Correlation of Mite Nutrient Status with Microbiomes

The artificial addition of proteins, lipids, and carbohydrates to the diets of D. pteronyssinus resulted in differences in mite fitness and different levels of allergen expression [5]. We detected a similar effect in previous experiments, in which differences in the mite nutrient status were observed [5]. Population-level samples include mite individuals of mixed ages; thus, the nutrient status cannot be correlated with fitness because a rapidly growing population containing juveniles can differ from a slowly growing population that mainly consists of adults.

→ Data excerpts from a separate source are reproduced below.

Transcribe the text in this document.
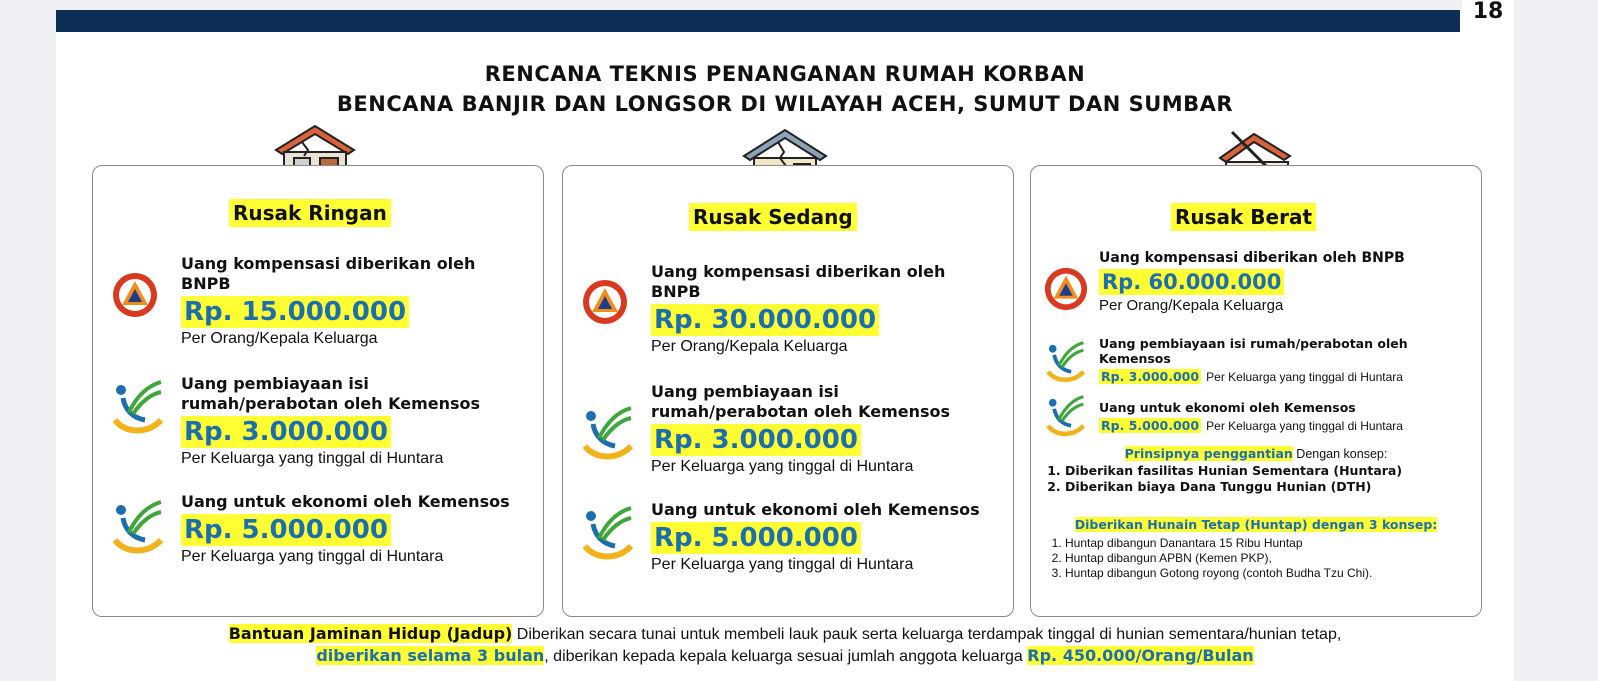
18
RENCANA TEKNIS PENANGANAN RUMAH KORBAN
BENCANA BANJIR DAN LONGSOR DI WILAYAH ACEH, SUMUT DAN SUMBAR
Rusak Ringan
Uang kompensasi diberikan oleh BNPB
Rp. 15.000.000
Per Orang/Kepala Keluarga
Uang pembiayaan isi rumah/perabotan oleh Kemensos
Rp. 3.000.000
Per Keluarga yang tinggal di Huntara
Uang untuk ekonomi oleh Kemensos
Rp. 5.000.000
Per Keluarga yang tinggal di Huntara
Rusak Sedang
Uang kompensasi diberikan oleh BNPB
Rp. 30.000.000
Per Orang/Kepala Keluarga
Uang pembiayaan isi rumah/perabotan oleh Kemensos
Rp. 3.000.000
Per Keluarga yang tinggal di Huntara
Uang untuk ekonomi oleh Kemensos
Rp. 5.000.000
Per Keluarga yang tinggal di Huntara
Rusak Berat
Uang kompensasi diberikan oleh BNPB
Rp. 60.000.000
Per Orang/Kepala Keluarga
Uang pembiayaan isi rumah/perabotan oleh Kemensos
Rp. 3.000.000 Per Keluarga yang tinggal di Huntara
Uang untuk ekonomi oleh Kemensos
Rp. 5.000.000 Per Keluarga yang tinggal di Huntara
Prinsipnya penggantian Dengan konsep:
1. Diberikan fasilitas Hunian Sementara (Huntara)
2. Diberikan biaya Dana Tunggu Hunian (DTH)
Diberikan Hunain Tetap (Huntap) dengan 3 konsep:
1. Huntap dibangun Danantara 15 Ribu Huntap
2. Huntap dibangun APBN (Kemen PKP),
3. Huntap dibangun Gotong royong (contoh Budha Tzu Chi).
Bantuan Jaminan Hidup (Jadup) Diberikan secara tunai untuk membeli lauk pauk serta keluarga terdampak tinggal di hunian sementara/hunian tetap,
diberikan selama 3 bulan, diberikan kepada kepala keluarga sesuai jumlah anggota keluarga Rp. 450.000/Orang/Bulan
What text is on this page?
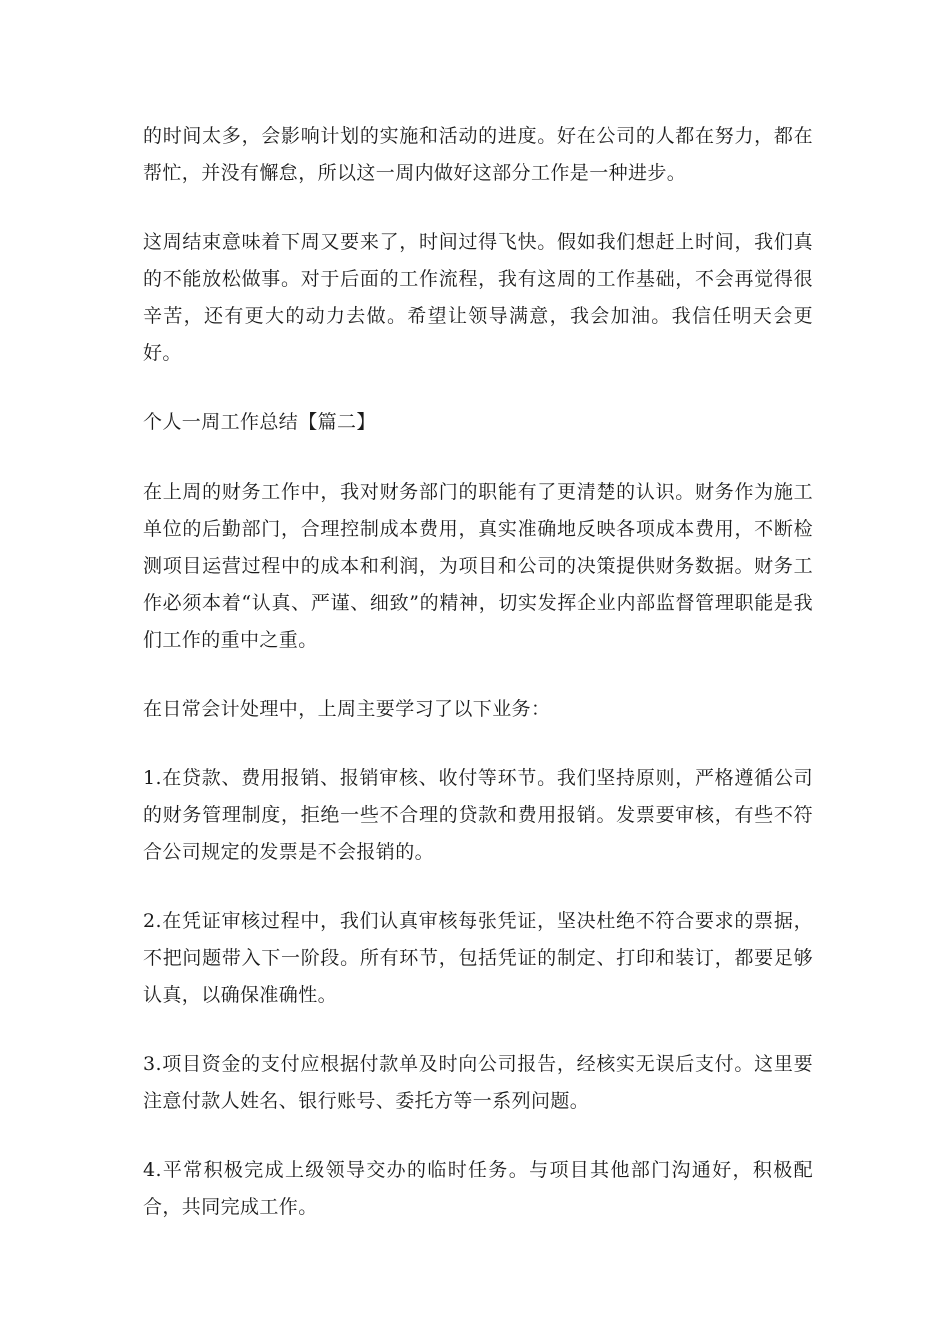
的时间太多，会影响计划的实施和活动的进度。好在公司的人都在努力，都在帮忙，并没有懈怠，所以这一周内做好这部分工作是一种进步。

这周结束意味着下周又要来了，时间过得飞快。假如我们想赶上时间，我们真的不能放松做事。对于后面的工作流程，我有这周的工作基础，不会再觉得很辛苦，还有更大的动力去做。希望让领导满意，我会加油。我信任明天会更好。

个人一周工作总结【篇二】

在上周的财务工作中，我对财务部门的职能有了更清楚的认识。财务作为施工单位的后勤部门，合理控制成本费用，真实准确地反映各项成本费用，不断检测项目运营过程中的成本和利润，为项目和公司的决策提供财务数据。财务工作必须本着“认真、严谨、细致”的精神，切实发挥企业内部监督管理职能是我们工作的重中之重。

在日常会计处理中，上周主要学习了以下业务：

1.在贷款、费用报销、报销审核、收付等环节。我们坚持原则，严格遵循公司的财务管理制度，拒绝一些不合理的贷款和费用报销。发票要审核，有些不符合公司规定的发票是不会报销的。

2.在凭证审核过程中，我们认真审核每张凭证，坚决杜绝不符合要求的票据，不把问题带入下一阶段。所有环节，包括凭证的制定、打印和装订，都要足够认真，以确保准确性。

3.项目资金的支付应根据付款单及时向公司报告，经核实无误后支付。这里要注意付款人姓名、银行账号、委托方等一系列问题。

4.平常积极完成上级领导交办的临时任务。与项目其他部门沟通好，积极配合，共同完成工作。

Here, we observed correlations for Aspergillus with Candida and for Kocuria with increased lipid contents in mites, which confirm that fungi serve as a lipid source for mites [18, 19]. The positive correlation between increased lipid contents and the presence of Kocuria could be the result of the high lipid content of this bacterium or preferential feeding by this bacterium on lipid-rich components of the diet. Similarly, the presence of Staphylococcus was correlated with increased glycogen contents in mites, probably because this bacterium can selectively grow on glycogen-rich substrates.

Medical Importance

House dust mites produce a broad spectrum of proteins that act as allergens, including allergens associated with digestion or antibacterial functions, but various microorganisms also form an important part of the bodies of mites. Here, we report the differences in the microbiomes of different D. farinae and D. pteronyssinus populations and the variations between old and young mite cultures. Although laboratory cultures of mites have limitations [111], they represent a good model for observing mite-microbe interactions. HDMs are industrially reared to produce immunotherapy drugs and as a standardized source of allergens for accurate allergy testing [5]. Unless directly related to the immunogenic properties of natural mite populations, microorganisms are unwanted contaminants in such production [96]. The associated microorganisms include the intracellular symbiont Cardinium, a putative Bartonella-like symbiont, gut/environmental bacteria (Staphylococcus and Kocuria), and fungi (Aspergillus, Saccharomyces, Wallemia, and Candida). Although we used industrial allergen-producing mite populations, we did not apply a cleaning protocol to separate mites from their diets before medical use. We showed that these mites are inhabited by a limited number of bacterial species, and industrially prepared samples of mites contain bacteria, fungi, and yeasts.